The Commission claimed that “consent of those interviewed” was sought for the “use of the information collected”. However, leaked audio shows that a number of Batwa sources may not have given informed consent as they were not properly told of the affiliation of members of the Commission.
Claims that the Commission undertook a “gender-sensitive approach” also appear to be contradicted by audio recordings in which members of the Commission can be heard laughing about group rape allegedly committed against Batwa women.
A ‘cover-up’
Journalist Robert Flummerfelt characterises the work of the Commission as a “cover-up”.
“If the German government is going to make a decision about whether it’s going to continue its support to the park based off of the findings of this Commission,” Flummerfelt told Al Jazeera, “then the German government is basically saying we’re content to take the findings of a violent cover up and use that to justify a continuation of the status quo. That’s simply unacceptable”.
Al Jazeera contacted all parties involved in the Commission, informing them of the allegations of death threats and witness intimidation, and inviting them to respond to those claims.
Commission head George Muzibaziba, in response to a question about whether ICCN staff were involved in killings, mass rapes and the forced expulsion of Batwa villagers, suggested that Al Jazeera “refer yourself to the published report”.
Muzibaziba denied that park guards were trying to find and kill Flummerfelt and his Congolese researcher, saying “this is very wrong”.
Muzibaziba denied intimidating witnesses, instead accusing Flummerfelt of “false claims” and of using “highly biased” methodology. He claimed not to know who the Congolese researcher was, in spite of the existence of audio recordings of his meetings with this researcher.
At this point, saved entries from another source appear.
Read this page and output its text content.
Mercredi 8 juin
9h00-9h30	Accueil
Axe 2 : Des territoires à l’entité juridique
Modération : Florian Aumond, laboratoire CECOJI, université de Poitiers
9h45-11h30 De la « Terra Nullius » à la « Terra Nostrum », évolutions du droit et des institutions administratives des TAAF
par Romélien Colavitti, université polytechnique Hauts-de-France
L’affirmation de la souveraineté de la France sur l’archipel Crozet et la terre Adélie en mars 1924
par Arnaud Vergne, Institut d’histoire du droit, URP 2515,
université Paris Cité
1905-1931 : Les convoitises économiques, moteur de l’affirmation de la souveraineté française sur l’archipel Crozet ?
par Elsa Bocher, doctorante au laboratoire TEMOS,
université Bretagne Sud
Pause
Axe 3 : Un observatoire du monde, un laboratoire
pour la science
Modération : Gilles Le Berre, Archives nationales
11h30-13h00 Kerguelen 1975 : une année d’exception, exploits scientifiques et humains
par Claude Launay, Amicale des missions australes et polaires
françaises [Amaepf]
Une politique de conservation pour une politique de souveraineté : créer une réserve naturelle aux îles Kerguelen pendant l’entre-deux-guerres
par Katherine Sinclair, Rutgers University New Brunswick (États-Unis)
Baptiste Martin acknowledged having identified “risks to the protection of sources and witnesses” which, he said, are being addressed through “confidential engagement and coordination with the concerned parties”.
A spokesman for the BMZ told Al Jazeera that they are “deeply disturbed by accounts of threats and intimidation allegedly levelled against witnesses and sources by members of the Commission”, that it “has requested the Congolese side to guarantee the safety of the members of the Commission as well as any other persons concerned” and that they “will reflect on [their] continuing support for Kahuzi-Biega”.
Former ICCN Park Director De-Dieu Bya’ombe and a UN representative for sanctions in the DRC did not respond to questions sent by Al Jazeera.
The Batwa struggle continues
The two Batwa chiefs who’d been forced to leave their villages say that, despite the violent campaign against them, they are determined to return to their ancestral lands.
“The villagers say that if they must die, they will accept death as long as it’s on the land of their ancestors,” Chief Mbuwa told Al Jazeera.
“They will never flee again, even if they attacked us ferociously. We are there and we shall remain there. We will stay there as it is our land, given to us by our ancestors.”
Chief Majafa expressed the hope that all his people will resist the attacks against them by refusing to leave.
“Even if they exterminate each and every one of us, even the last villager standing would stand up for our land in Biega, the land of our ancestors.”